July 27 Shares. B week.


Martin has just dropped off the goodies. Check out the shares below.

Vegetable Share

  • 1 red onion
  • 1 bunch scallions
  • 4 ears of corn
  • 2lbs potatoes, red & white
  • 1lb green beans
  • 1 bunch papalo
  • 1 bunch purslane
  • 1 bunch carrots
  • 1 lb zucchini
  • 1 bunch beets


  • 1/2 lb. sugar plum
  • 1/2 lb. red plum
  • 1/2 lb. white nectarine
  • 1/2 lb. yellow nectarine
  • 1 lb. peach

peaches and plums

2 thoughts on “July 27 Shares. B week.

  1. Just tasted papalo for first time, it’s awesome.
    Looking forward to making this:

    Grilled Chile Salsa with Papalo Leaves

    By Aliza Green

    * 6 ripe plum tomatoes (use fair labor tomatoes!)
    * 1 red bell pepper
    * 1 quartered red onion
    * 2 poblano chiles
    * 1 jalapeño chile
    * 1/4 cup lime juice
    * 2 tablespoons chopped papalo leaves


    1. Preheat a grill.

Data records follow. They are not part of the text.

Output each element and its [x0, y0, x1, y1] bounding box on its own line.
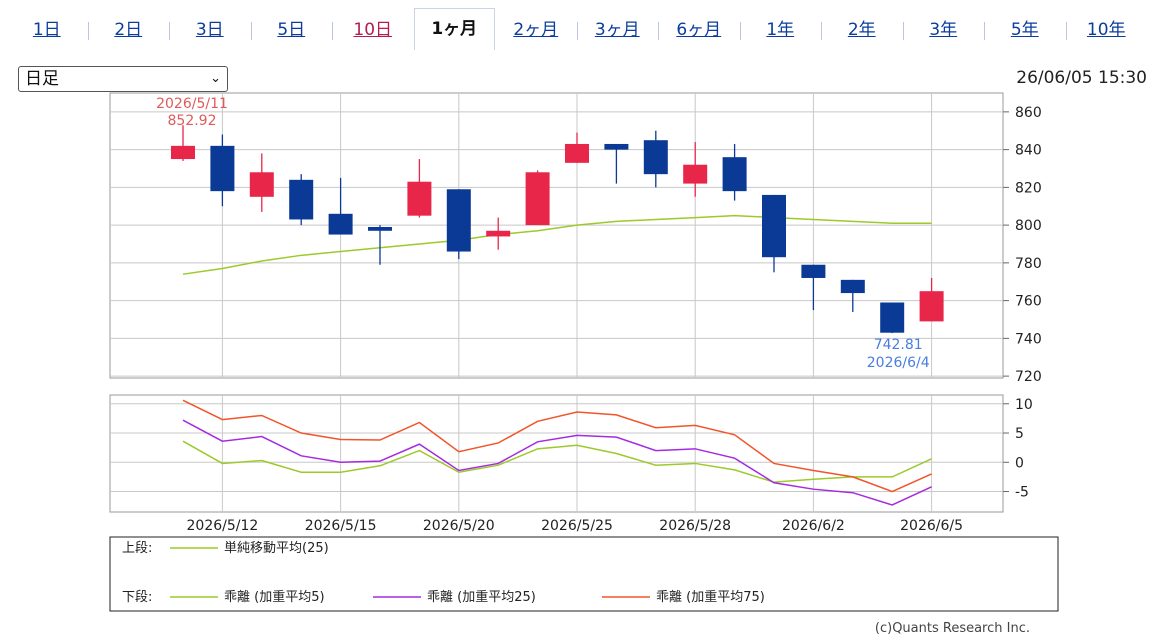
tab-5[interactable]: 10日: [332, 10, 414, 50]
tab-separator: [332, 22, 333, 40]
tab-2[interactable]: 2日: [88, 10, 170, 50]
period-tabs: 1日 2日 3日 5日 10日 1ヶ月 2ヶ月 3ヶ月 6ヶ月 1年 2年 3年 5年 10年: [0, 0, 1165, 51]
tab-11[interactable]: 2年: [821, 10, 903, 50]
chart-panel: [0, 50, 1165, 637]
tab-1[interactable]: 1日: [6, 10, 88, 50]
tab-3[interactable]: 3日: [169, 10, 251, 50]
tab-6[interactable]: 1ヶ月: [413, 8, 495, 51]
tab-4[interactable]: 5日: [251, 10, 333, 50]
tab-separator: [658, 22, 659, 40]
chevron-down-icon: ⌄: [210, 71, 221, 86]
tab-separator: [821, 22, 822, 40]
tab-separator: [1065, 22, 1067, 40]
tab-separator: [902, 22, 904, 40]
candle-type-value: 日足: [25, 69, 59, 89]
last-update-timestamp: 26/06/05 15:30: [1016, 68, 1147, 88]
tab-10[interactable]: 1年: [740, 10, 822, 50]
tab-7[interactable]: 2ヶ月: [495, 10, 577, 50]
candle-type-select[interactable]: 日足 ⌄: [18, 66, 228, 92]
tab-8[interactable]: 3ヶ月: [577, 10, 659, 50]
tab-separator: [984, 22, 985, 40]
tab-9[interactable]: 6ヶ月: [658, 10, 740, 50]
tab-separator: [250, 22, 252, 40]
tab-14[interactable]: 10年: [1066, 10, 1148, 50]
tab-separator: [739, 22, 741, 40]
tab-12[interactable]: 3年: [903, 10, 985, 50]
tab-13[interactable]: 5年: [984, 10, 1066, 50]
tab-separator: [576, 22, 578, 40]
tab-separator: [87, 22, 89, 40]
tab-separator: [169, 22, 170, 40]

Rub 6 ripe plum tomatoes, 1 red bell pepper, 1 quartered red onion, 2 poblano chiles, and 1 jalapeño chile with a little oil. Grill well on all sides. Alternatively, broil on high, turning once, until the skin is blackened. Peel off most but not all of the blackened skin from the vegetables. Trim and seed the bell pepper and chiles.
    2. For the best chunky texture, prepare the salsa by grinding all the vegetables in a meat grinder. Alternatively, use a food processor or chop well by hand.
    3. Add 1/4 cup lime juice, 2 tablespoons chopped papalo leaves, and salt to taste. Serve with tortilla chips, tacos filled with guacamole or pork carnitas, or Mexican-style chile-marinated pork sandwiches (cemitas).

  2. We’re big fans of the Post Punk Kitchen website (www.theppk.com) and found this great recipe on there that we tried yesterday (with a few modifications to the original):

    Carrot – Beet – Ginger Slaw

    5ish carrots
    2ish beets
    a chunk of ginger (2-3 TBS)
    1/4 cup maple syrup
    1/2 cup apple cider vinegar

    Peel and grate the carrots, beets and ginger – we love our food processor for this. Combine maple syrup with the vinegar and mix it into the slaw. Refrigerate for about an hour before serving.

    Ginger really gives it a zing, and you get to enjoy your CSA veggies in their raw state!